Fast forward to today and everything is reversing. In 1975, the Conservative Party was the most pro-European. The trade union-dominated Labour Party thought the EU was a capitalist's club.

Today, only a quarter of Conservative voters want to stay in the EU because they regard it as the last bastion of socialism. Not that Labour voters are much more enthused. Only 40 percent say they’d vote to stay in the union.

The Conservative's coalition partners, the Liberal Democrats, are the most pro-European. Their public opinion ratings are consistently below those of the UK Independence Party, an anti-EU group that has a similar approach to politics as the American Tea Party. It’s a wrecker of the established order.

The reversal of fortunes was encouraged by a decades-long campaign against the EU by Britain's right-wing media. That segment of the press is kind of like Fox News for people who can read, and it’s been relentless in railing against the European Commission, the EU's administrative arm.
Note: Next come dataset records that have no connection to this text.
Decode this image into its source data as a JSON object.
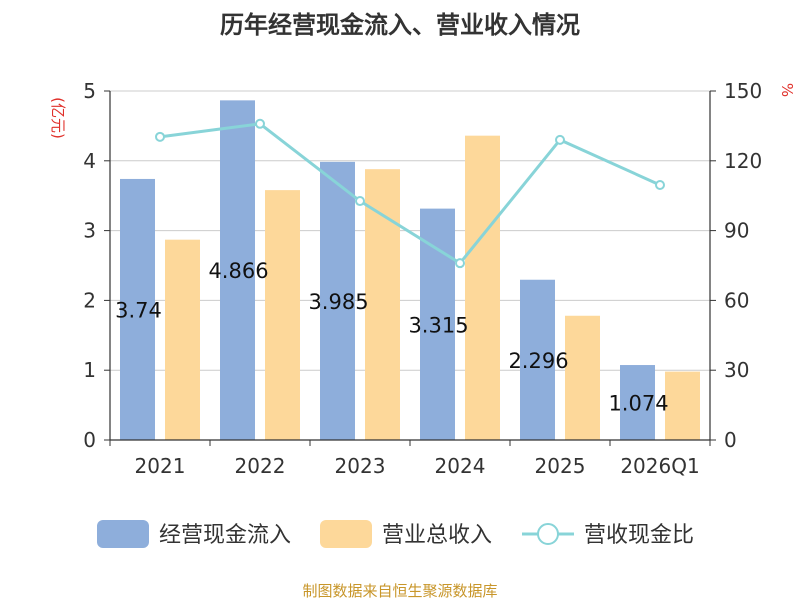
{
  "chart_data": {
    "type": "bar",
    "title": "历年经营现金流入、营业收入情况",
    "categories": [
      "2021",
      "2022",
      "2023",
      "2024",
      "2025",
      "2026Q1"
    ],
    "left_axis": {
      "unit": "(亿元)",
      "ylim": [
        0,
        5
      ],
      "ticks": [
        "0",
        "1",
        "2",
        "3",
        "4",
        "5"
      ]
    },
    "right_axis": {
      "unit": "%",
      "ylim": [
        0,
        150
      ],
      "ticks": [
        "0",
        "30",
        "60",
        "90",
        "120",
        "150"
      ]
    },
    "grid": true,
    "legend_position": "bottom",
    "series": [
      {
        "name": "经营现金流入",
        "kind": "bar",
        "axis": "left",
        "color": "#8eaedb",
        "values": [
          3.74,
          4.866,
          3.985,
          3.315,
          2.296,
          1.074
        ],
        "labels": [
          "3.74",
          "4.866",
          "3.985",
          "3.315",
          "2.296",
          "1.074"
        ]
      },
      {
        "name": "营业总收入",
        "kind": "bar",
        "axis": "left",
        "color": "#fdd89a",
        "values": [
          2.87,
          3.58,
          3.88,
          4.36,
          1.78,
          0.98
        ]
      },
      {
        "name": "营收现金比",
        "kind": "line",
        "axis": "right",
        "color": "#88d4d8",
        "values": [
          130.3,
          135.9,
          102.7,
          76.0,
          129.0,
          109.6
        ]
      }
    ]
  },
  "footer": {
    "source": "制图数据来自恒生聚源数据库"
  }
}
"Big business and the City need to accept that the UK and EU are heading for a divorce — and learn to make the most of it," wrote Allister Heath, editor of a financial newspaper called City AM, in the Daily Telegraph this week.

The commission has made itself an easy target by paying lavish salaries to its senior figures and bureaucratizing common areas of EU policy to the point of absurdity. It’s remembered in Britain chiefly for its rules on how much bananas and cucumbers are allowed to bend. Really. That’s a story from 10 years ago, but that’s what people think of when they think of the commission.

As with Fox News and American politics, the truth about the EU is somewhere beyond the propaganda machine. Poland's Foreign Minister Radoslaw Sikorski tried to bring the argument back to reality in an article in The Guardian this week.

"Britain has influenced the shape of the EU probably more than any other country," he wrote. "The single market was a British idea. English is the most-used language in EU institutions."

"Most importantly,” he added, “the British have brought to the EU a pragmatic approach and policy-making realism."

Flattery will get you everywhere — except in this debate. So Sikorski pointed out some basic economic truths. The UK’s contribution to the EU budget is around $240 per citizen a year. However, the government estimates that each British household receives between $2,400 and $5,500 in economic benefits from EU membership each year.

Sikorski's words carry a bit more weight than others. He was a refugee from communism who represents a conservative government. More than that, Sikorski attended Oxford University around the same time as Cameron and London Mayor Boris Johnson, and, like them, was a member of the notorious Bullingdon Club, the rich students’ dining and restaurant-trashing society.

He’s also married to the transatlantic neo-conservative historian and columnist Anne Applebaum.

In other words, he’s no socialist.

But the mood here in Britain won't be changed by one well-reasoned article by someone of impeccable conservative credentials. It’s almost impossible to undo the weight of propaganda. With the euro zone in perpetual crisis, blamed for Britain's poor economic performance, attitudes against it will probably harden.

More from GlobalPost: Inquiry finds 45 English children a day at risk of rape

Cameron is being outflanked on the right as the demands for a referendum grow louder. To preserve his position, he may have to sign a pledge granting Britons an in-or-out vote on EU membership.

That’s simply not a vote he could win — if he wanted to.

It's a remarkable irony that analysts have been discussing a “Grexit” for more than a year: Greece leaving the euro zone and, quite possibly, the EU. But Greece struggles on in the euro. Now Britain, which never joined the currency zone, is recognized as the country most likely to leave.

Brixit. It’s a word you’ll hear more and more between now and the next British election scheduled for 2015.